I’m an open and brutally honest person; it’s easy for me to just talk about things that people probably don’t want to hear or need to know, but I say them anyway. Oddly, I’m also the type of person who hides my emotions away into the depths of my soul until one day they just come bubbling out like a witch’s brew on Halloween night.
Obviously, this is not a practical way to live my life. I know that, you know that, we all know that. So why do I do it? Why does anybody do it?
I know plenty of people who act this way, and it hurts their relationships and themselves. They cannot open up or tell people how they are truly feeling. They just think about things nonstop and never talk to anyone about it.
On the other hand, I also know people who are too emotional, who cry at the drop of a hat, and who are hurt so easily that you can’t say anything that’s on your mind to them for fear they will feel attacked. That doesn’t help much either.
I have to come to the conclusion that an overly emotional person and an emotionally detached person cannot have a constructive conversation about their feelings.
So how do you find a balance? If somebody hurts your feelings, which they inevitably will at some point or another, do you admit weakness and just tell them or do you suppress those emotions until they all build up and you just want to punch the person in the throat? I’m thinking the former — but at what cost? When you tell someone they hurt your feelings, it impacts them too. They probably didn’t even realize they did something wrong.
Maybe they couldn’t have possibly known that it would have hit you so hard because they never knew it was something you were insecure about. Or maybe they knew it was going to make you emotional, but there was no way around it.

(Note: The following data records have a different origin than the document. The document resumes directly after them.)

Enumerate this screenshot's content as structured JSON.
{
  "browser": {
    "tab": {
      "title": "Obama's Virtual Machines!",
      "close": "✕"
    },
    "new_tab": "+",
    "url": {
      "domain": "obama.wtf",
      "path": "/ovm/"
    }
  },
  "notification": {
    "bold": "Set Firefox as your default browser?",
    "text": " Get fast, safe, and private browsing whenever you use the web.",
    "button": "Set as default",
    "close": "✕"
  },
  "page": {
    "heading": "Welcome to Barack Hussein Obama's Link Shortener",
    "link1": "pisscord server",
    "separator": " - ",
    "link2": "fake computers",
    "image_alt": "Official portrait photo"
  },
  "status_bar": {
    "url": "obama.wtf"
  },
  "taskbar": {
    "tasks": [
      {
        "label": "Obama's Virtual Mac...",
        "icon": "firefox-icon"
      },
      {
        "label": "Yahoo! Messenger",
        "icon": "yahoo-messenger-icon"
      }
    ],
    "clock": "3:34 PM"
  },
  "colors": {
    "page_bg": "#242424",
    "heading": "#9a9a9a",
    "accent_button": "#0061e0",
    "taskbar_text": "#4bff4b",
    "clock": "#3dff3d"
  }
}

Either way, it sucks to hear that you’ve hurt someone just as much as it sucks to be hurt; and, once you’ve had this conversation with someone, your relationship may never be the same. It could improve, but it could also be irrevocably broken. Should you even take that chance?
Well, there is no good answer. You can’t just ignore all of your feelings, and you can’t let every little thing get to you. You have to pick and choose. If it’s a relationship you really care about, you should probably face it head-on. For example, if you are feeling uncomfortable with a budding romance, you should probably let the other person know. If you are the only one of your friends with a car on campus and you feel they are using you for it, you should discuss it with them.
But if someone forgets to post a birthday message on your Facebook wall, or your roommate changes the temperature without getting your permission, just ask yourself, is this worth caring about? If not, then let it go, but don’t let everything just build up until you are in a situation where your relationship is damaged forever.
If you do choose to be heard, make sure it’s in a constructive way. Don’t just have a screaming match. Don’t shut the other person out, forgive them. Emotions are a tricky business, but we all have them, and could all benefit from an increase in our emotional intelligence.